In the United States, more than 23,538 individuals file for bankruptcy each year. These large numbers are due, in part, to the troubling economic times and how easy it is to get in over your head with several different creditors at once. If you have found yourself unable to pay your bills and possibly even receiving calls from collection agencies each day, filing for bankruptcy may be the best solution for you. However, it should be understood that bankruptcy is never a “quick fix,” and instead of being your first choice, it should actually be a last resort. Before you even think about bankruptcy, make sure you have eliminated all unnecessary expenses and that you have researched and exhausted all other possible solutions. If this is the case, then you will need to decide which type of bankruptcy you will need to file.
Though there are several different types of bankruptcy in the United States, the two most common forms of personal bankruptcy include Chapter 7 bankruptcy, also called straight bankruptcy or liquidation, and Chapter 13 Bankruptcy, also called reorganization. More people file for Chapter 7 bankruptcy than for any other type of bankruptcy. When you file for this form of bankruptcy, your assets, excepting a few that are exempt, are seized and used to repay your creditors. For many, this provides a great deal of financial freedom and the ability to start over from scratch; it should be noted, however, that a Chapter 7 bankruptcy will stay on your credit report for ten years and may cause you some difficulty in securing jobs, housing, loans, or general credit during that time period.
A Chapter 13 bankruptcy occurs when you opt to submit to what is known as a financial reorganization in a federal bankruptcy court. During this process, you will help to put together and then agree to a plan that will enable you to pay off the debts you have accumulated within a pre-specified amount of time. This can be a great option for those who have enough disposable income to carry out the Chapter 13 plan and who wish for the process to have a less negative impact on their credit reports. In contrast to the Chapter 7 bankruptcy, a Chapter 13 bankruptcy will only appear on your credit report for seven years and will generally be looked upon more favorably by creditors.

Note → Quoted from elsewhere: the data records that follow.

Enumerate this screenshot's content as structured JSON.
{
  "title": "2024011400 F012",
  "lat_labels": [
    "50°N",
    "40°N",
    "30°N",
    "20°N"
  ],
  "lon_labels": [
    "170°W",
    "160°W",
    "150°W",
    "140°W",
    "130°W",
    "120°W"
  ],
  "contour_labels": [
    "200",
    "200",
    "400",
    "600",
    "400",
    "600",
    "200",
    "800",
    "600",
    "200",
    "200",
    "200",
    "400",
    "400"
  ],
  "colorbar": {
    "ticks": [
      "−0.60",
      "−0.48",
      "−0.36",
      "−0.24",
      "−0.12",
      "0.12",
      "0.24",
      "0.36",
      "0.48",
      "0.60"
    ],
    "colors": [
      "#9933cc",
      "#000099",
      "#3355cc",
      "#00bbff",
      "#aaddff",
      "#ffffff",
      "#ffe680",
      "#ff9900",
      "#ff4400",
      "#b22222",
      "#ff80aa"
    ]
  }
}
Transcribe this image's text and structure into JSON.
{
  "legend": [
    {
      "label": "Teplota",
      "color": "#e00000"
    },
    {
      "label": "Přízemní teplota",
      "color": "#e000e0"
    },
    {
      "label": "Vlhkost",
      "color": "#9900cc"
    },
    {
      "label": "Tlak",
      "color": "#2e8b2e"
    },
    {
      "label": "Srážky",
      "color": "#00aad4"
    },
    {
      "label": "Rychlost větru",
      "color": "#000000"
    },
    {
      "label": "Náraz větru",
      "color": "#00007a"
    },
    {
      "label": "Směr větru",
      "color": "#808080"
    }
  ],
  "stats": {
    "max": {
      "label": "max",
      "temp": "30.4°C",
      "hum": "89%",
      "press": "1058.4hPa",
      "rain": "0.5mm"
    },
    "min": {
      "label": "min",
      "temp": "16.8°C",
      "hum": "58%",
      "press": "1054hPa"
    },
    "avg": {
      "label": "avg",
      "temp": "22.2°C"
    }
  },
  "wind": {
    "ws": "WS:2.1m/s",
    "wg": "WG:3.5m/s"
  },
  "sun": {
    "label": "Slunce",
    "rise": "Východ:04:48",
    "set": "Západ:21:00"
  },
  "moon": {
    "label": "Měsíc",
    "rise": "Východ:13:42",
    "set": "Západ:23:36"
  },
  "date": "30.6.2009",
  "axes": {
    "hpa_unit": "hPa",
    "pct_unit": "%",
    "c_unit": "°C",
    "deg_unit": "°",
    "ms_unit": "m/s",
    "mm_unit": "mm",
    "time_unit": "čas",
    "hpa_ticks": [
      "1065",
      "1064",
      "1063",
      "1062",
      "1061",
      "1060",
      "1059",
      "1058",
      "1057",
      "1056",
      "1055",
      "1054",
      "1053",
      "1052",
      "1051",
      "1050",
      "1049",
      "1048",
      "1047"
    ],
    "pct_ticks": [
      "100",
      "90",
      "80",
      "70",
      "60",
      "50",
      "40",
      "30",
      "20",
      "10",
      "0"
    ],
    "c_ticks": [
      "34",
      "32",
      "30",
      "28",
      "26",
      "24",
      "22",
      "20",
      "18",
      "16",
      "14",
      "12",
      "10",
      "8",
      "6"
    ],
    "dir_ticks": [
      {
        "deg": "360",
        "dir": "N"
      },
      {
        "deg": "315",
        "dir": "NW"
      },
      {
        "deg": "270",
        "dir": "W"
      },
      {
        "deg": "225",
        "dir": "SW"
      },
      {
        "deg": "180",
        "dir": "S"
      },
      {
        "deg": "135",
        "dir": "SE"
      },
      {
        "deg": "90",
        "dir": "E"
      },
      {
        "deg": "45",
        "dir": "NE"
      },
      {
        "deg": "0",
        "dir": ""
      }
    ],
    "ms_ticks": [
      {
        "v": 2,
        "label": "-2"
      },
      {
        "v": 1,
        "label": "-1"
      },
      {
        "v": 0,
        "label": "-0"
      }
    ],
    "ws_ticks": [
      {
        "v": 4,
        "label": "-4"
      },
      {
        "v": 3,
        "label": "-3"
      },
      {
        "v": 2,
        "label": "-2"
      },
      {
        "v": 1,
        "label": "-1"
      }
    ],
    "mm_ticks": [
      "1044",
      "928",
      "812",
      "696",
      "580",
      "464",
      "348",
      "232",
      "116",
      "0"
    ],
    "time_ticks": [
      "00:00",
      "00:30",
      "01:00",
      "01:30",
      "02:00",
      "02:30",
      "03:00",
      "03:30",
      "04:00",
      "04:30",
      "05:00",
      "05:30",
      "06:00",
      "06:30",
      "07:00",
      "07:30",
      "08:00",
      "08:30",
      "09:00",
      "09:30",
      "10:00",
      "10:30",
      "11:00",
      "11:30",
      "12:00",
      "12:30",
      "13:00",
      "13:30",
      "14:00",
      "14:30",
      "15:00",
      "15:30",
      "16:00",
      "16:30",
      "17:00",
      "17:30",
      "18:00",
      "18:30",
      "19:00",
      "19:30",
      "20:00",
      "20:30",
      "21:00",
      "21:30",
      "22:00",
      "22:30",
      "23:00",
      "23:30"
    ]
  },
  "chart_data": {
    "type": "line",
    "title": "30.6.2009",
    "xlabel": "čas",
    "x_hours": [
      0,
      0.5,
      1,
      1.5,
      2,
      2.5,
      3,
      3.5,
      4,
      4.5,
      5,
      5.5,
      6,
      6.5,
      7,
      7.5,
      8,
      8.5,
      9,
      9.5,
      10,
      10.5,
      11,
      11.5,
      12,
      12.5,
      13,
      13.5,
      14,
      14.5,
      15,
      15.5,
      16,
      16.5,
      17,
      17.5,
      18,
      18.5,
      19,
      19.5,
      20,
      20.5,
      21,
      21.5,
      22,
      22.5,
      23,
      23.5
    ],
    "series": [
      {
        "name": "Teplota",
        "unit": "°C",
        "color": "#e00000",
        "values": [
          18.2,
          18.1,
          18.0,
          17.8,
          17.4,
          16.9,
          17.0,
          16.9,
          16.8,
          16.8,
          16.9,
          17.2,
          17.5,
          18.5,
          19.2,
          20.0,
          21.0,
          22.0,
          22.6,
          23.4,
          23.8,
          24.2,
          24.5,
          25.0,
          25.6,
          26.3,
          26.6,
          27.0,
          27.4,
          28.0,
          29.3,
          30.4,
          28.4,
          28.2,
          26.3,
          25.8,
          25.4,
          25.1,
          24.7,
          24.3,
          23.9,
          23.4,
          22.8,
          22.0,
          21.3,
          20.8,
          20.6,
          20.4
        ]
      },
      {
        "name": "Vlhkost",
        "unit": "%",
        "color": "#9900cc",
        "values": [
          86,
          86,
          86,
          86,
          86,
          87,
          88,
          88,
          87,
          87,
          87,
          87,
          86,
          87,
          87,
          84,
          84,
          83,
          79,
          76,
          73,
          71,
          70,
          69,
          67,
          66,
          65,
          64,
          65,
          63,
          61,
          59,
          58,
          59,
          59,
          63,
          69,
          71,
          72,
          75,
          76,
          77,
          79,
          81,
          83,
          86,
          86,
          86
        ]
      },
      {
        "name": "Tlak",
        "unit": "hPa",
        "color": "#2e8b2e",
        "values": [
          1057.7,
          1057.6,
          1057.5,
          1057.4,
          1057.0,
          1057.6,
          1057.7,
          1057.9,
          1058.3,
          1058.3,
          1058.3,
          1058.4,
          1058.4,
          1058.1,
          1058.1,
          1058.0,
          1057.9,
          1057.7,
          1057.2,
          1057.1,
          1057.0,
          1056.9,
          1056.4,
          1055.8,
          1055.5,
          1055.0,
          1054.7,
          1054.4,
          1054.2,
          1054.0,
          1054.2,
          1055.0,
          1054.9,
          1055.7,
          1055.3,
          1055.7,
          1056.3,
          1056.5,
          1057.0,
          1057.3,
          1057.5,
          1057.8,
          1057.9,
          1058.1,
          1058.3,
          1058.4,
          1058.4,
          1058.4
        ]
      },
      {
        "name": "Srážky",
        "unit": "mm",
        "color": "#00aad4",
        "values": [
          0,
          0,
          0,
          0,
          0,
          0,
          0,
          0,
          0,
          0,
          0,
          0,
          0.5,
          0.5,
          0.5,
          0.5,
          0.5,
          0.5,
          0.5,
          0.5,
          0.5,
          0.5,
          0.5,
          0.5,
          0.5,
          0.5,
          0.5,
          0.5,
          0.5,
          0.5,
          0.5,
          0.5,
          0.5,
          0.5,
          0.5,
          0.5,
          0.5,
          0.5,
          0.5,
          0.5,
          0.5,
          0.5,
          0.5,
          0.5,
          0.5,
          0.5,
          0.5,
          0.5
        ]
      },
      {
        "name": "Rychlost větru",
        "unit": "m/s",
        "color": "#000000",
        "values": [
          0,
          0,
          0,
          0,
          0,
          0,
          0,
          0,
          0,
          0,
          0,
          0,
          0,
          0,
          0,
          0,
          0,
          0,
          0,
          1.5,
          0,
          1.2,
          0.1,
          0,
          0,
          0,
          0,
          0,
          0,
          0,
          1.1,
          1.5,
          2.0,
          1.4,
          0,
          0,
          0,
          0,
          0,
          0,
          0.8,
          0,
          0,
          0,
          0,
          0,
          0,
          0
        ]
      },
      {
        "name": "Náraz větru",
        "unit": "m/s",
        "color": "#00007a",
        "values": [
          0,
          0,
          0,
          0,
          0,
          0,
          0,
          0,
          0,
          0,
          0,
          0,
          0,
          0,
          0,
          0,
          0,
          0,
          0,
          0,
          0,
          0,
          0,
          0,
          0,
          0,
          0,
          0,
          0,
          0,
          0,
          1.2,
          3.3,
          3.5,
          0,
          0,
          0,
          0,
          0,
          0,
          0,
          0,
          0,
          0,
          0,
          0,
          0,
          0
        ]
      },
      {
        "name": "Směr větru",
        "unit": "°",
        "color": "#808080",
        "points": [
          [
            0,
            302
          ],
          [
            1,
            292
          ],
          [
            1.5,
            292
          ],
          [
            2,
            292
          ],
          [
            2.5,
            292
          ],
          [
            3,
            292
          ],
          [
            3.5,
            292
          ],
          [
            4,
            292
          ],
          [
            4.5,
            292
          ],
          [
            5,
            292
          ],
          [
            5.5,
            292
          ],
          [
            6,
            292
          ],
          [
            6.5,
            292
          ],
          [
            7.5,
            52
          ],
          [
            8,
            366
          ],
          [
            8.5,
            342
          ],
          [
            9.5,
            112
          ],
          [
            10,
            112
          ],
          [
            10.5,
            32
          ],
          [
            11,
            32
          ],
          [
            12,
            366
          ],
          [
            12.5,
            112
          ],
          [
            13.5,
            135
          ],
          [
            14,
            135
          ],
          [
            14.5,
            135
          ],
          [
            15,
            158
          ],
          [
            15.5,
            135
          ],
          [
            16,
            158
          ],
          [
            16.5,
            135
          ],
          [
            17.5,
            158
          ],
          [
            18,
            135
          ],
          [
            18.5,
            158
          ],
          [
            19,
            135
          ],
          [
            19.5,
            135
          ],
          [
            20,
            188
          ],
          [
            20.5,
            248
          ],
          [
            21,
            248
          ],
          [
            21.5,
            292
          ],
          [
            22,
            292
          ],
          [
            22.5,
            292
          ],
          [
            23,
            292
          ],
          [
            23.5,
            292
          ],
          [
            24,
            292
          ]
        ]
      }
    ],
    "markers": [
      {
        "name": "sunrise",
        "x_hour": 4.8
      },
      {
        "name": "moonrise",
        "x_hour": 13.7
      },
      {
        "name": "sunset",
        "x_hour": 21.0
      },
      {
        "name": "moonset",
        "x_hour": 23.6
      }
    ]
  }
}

During this important decision making process, you should be aware of the impact each type of bankruptcy will have on your credit and on your financial state. All individuals will not be eligible for all types of bankruptcy, so in some cases, choices may be limited. The best way to find out which type of bankruptcy is the best option for you is to set up a free consultation with a bankruptcy lawyer in your area or to do the research yourself. Once you have done this, all you will have left to do is begin the actual filing process. Having a knowledgeable professional to guide you through this difficult situation is key during this important time.